À quel point un « divorce » russo-arménien serait-il réellement « doux » ?

Au lieu d'attendre que Pashinyan organise un référendum sur l'adhésion à l'UE, ce qu'il pourrait ne jamais faire afin de conserver le plus longtemps possible les avantages liés à l'appartenance à l'Union économique eurasienne, Poutine pourrait couper les vivres à l'Arménie immédiatement si Pashinyan est réélu par tous les moyens.

Un journaliste a interrogé Vladimir Poutine ce week-end sur sa réaction à la rencontre entre le Premier ministre arménien Nikol Pachinian et Tom Zelensky la semaine dernière, qui lui a offert une tribune pour menacer la Russie . Poutine a esquivé cette partie de la question, mais s'est étendu sur l'avenir de leurs relations. La Russie ne souhaite que le meilleur pour l'Arménie et respectera les souhaits de son peuple, a-t-il déclaré. À ce propos, il a proposé l'organisation d'un référendum sur le projet d'adhésion à l'UE de Pachinian, car cette politique risque de compromettre les relations économiques avec la Russie.

Pour rappel, Poutine a indiqué qu'un peu moins d'un quart du PIB arménien provient des échanges commerciaux avec la Russie, soit environ 7 milliards de dollars sur les 29 milliards de l'année dernière. Les avantages que l'Arménie tire de son appartenance à l'Union économique eurasienne, dirigée par la Russie, concernent « l'agriculture, l'industrie de transformation, les droits de douane et autres taxes, etc. Cela s'applique également aux migrations. » Si la population arménienne décide d'y mettre fin, a déclaré Poutine, la Russie entamera alors un processus de « divorce à l'amiable, réfléchi et mutuellement avantageux ».

Début avril, Poutine a reçu Pashinyan pour des entretiens francs, considérés ici comme un tournant dans leurs relations. Le lendemain, un haut responsable russe tirait la sonnette d'alarme quant à la détérioration des relations avec l'Arménie , condamnant notamment le programme « Trump Route for International Peace and Prosperity » ( TRIPP ) d'août dernier, qu'il jugeait préjudiciable à l'équilibre géostratégique régional. La semaine dernière, l'UE a renforcé son influence en Arménie à l'approche des élections du mois prochain.
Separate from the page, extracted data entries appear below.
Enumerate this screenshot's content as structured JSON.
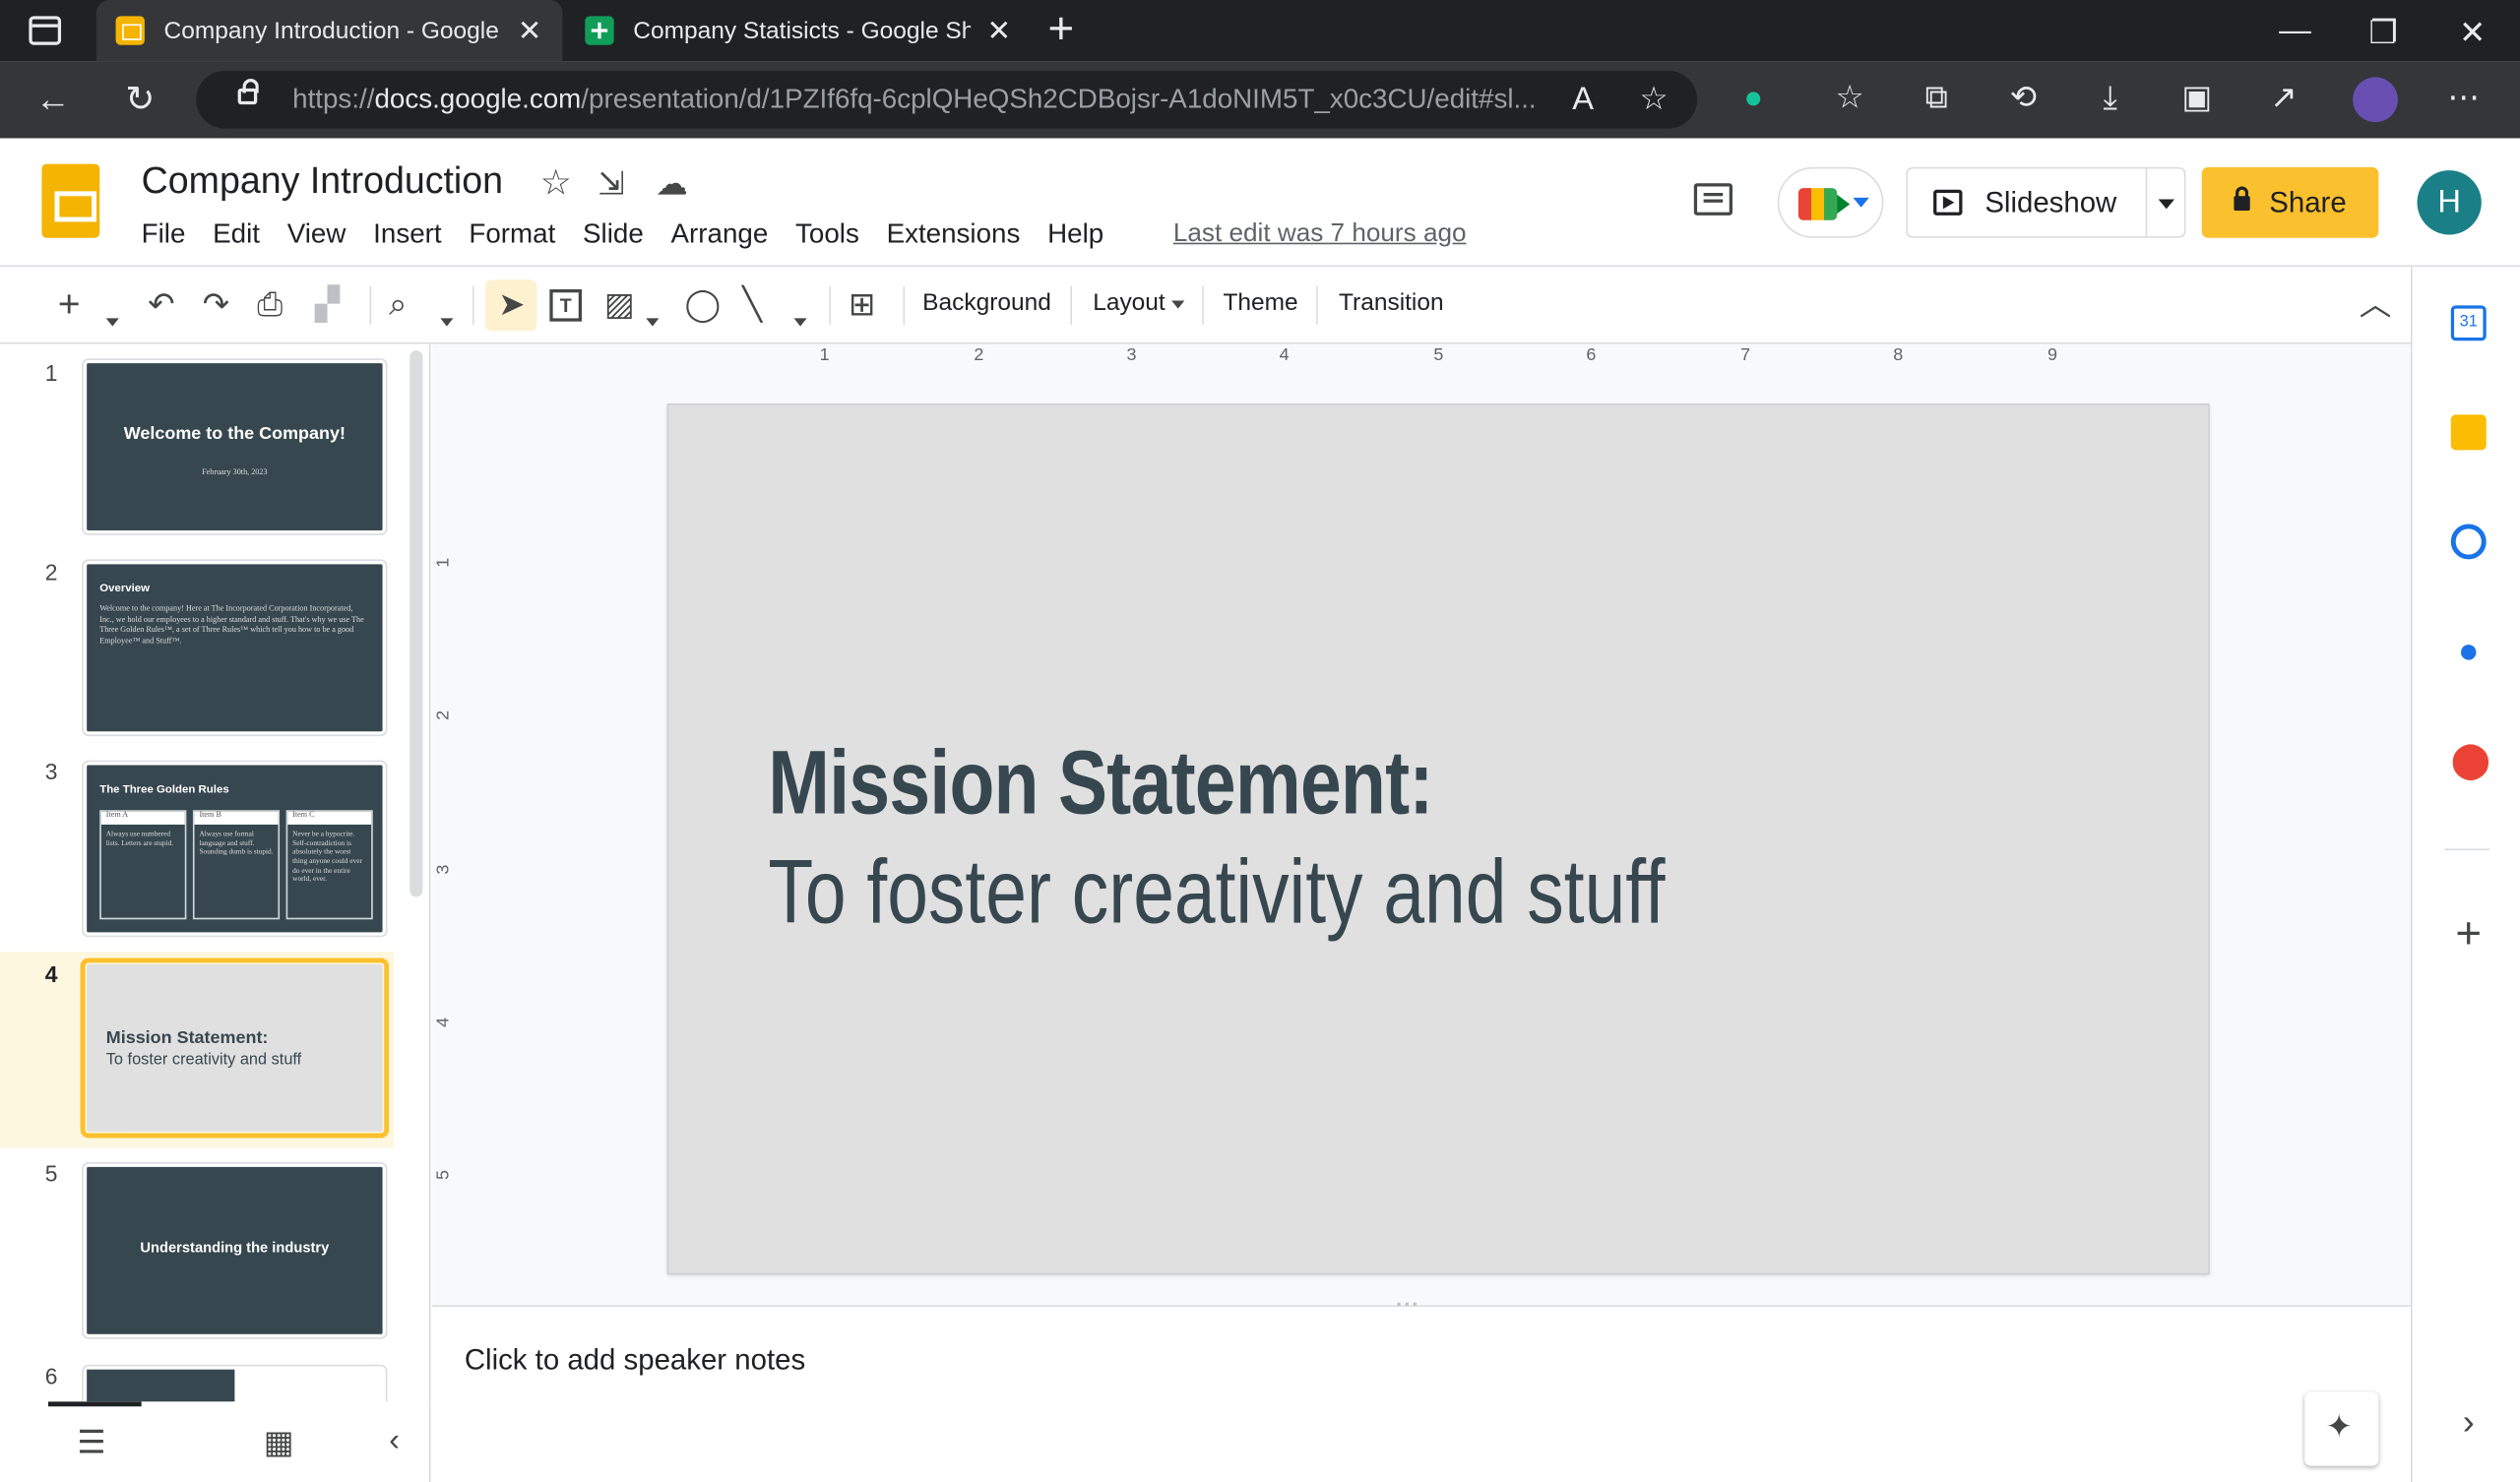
{
  "browser": {
    "tabs": [
      {
        "title": "Company Introduction - Google Slides",
        "active": true
      },
      {
        "title": "Company Statisicts - Google Sheets",
        "active": false
      }
    ],
    "url_prefix": "https://",
    "url_domain": "docs.google.com",
    "url_path": "/presentation/d/1PZIf6fq-6cplQHeQSh2CDBojsr-A1doNIM5T_x0c3CU/edit#sl..."
  },
  "doc": {
    "title": "Company Introduction",
    "menu": [
      "File",
      "Edit",
      "View",
      "Insert",
      "Format",
      "Slide",
      "Arrange",
      "Tools",
      "Extensions",
      "Help"
    ],
    "last_edit": "Last edit was 7 hours ago",
    "slideshow_label": "Slideshow",
    "share_label": "Share",
    "avatar_initial": "H"
  },
  "toolbar": {
    "background_label": "Background",
    "layout_label": "Layout",
    "theme_label": "Theme",
    "transition_label": "Transition"
  },
  "ruler": {
    "h_marks": [
      "1",
      "2",
      "3",
      "4",
      "5",
      "6",
      "7",
      "8",
      "9"
    ],
    "v_marks": [
      "1",
      "2",
      "3",
      "4",
      "5"
    ]
  },
  "slides": [
    {
      "number": "1",
      "title": "Welcome to the Company!",
      "subtitle": "February 30th, 2023"
    },
    {
      "number": "2",
      "title": "Overview",
      "body": "Welcome to the company! Here at The Incorporated Corporation Incorporated, Inc., we hold our employees to a higher standard and stuff. That's why we use The Three Golden Rules™, a set of Three Rules™ which tell you how to be a good Employee™ and Stuff™."
    },
    {
      "number": "3",
      "title": "The Three Golden Rules",
      "columns": [
        {
          "head": "Item A",
          "body": "Always use numbered lists. Letters are stupid."
        },
        {
          "head": "Item B",
          "body": "Always use formal language and stuff. Sounding dumb is stupid."
        },
        {
          "head": "Item C",
          "body": "Never be a hypocrite. Self-contradiction is absolutely the worst thing anyone could ever do ever in the entire world, ever."
        }
      ]
    },
    {
      "number": "4",
      "title": "Mission Statement:",
      "subtitle": "To foster creativity and stuff",
      "selected": true
    },
    {
      "number": "5",
      "title": "Understanding the industry"
    },
    {
      "number": "6"
    }
  ],
  "current_slide": {
    "title": "Mission Statement:",
    "subtitle": "To foster creativity and stuff"
  },
  "notes": {
    "placeholder": "Click to add speaker notes"
  },
  "colors": {
    "slide_dark": "#37474f",
    "accent_yellow": "#fbc02d",
    "avatar": "#1b7f87"
  }
}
Le scénario est clair : Pashinyan, par tous les moyens, sera réélu et, de ce fait, soumettra l'Arménie à l'Occident afin d'accélérer l'expansion de son influence, impulsée par l'Accord sur les ADPIC, le long de toute la périphérie sud de la Russie . La nouvelle alliance de facto de leur voisin azerbaïdjanais avec l'Ukraine renforce naturellement la perception de la menace que représente cette alliance pour la Russie et accroît le risque d'une instabilité prolongée dans toute la région, pour les raisons exposées ici .

Ce qui se déroule sur le flanc sud de la Russie est le résultat de ce que l'on pourrait appeler la doctrine néo-reaganienne , ou le recul accéléré de l'influence russe dans le monde sous Trump 2.0, avec un accent particulier sur sa « sphère d'influence » connue sous le nom d'« étranger proche ». Si cette tendance n'est pas inversée en Arménie grâce à la victoire, contre toute attente, de l'opposition patriotique, et si Pashinyan s'empresse de nuire encore davantage aux intérêts russes, alors leur « divorce » risque d'être loin d'être « pacifique ».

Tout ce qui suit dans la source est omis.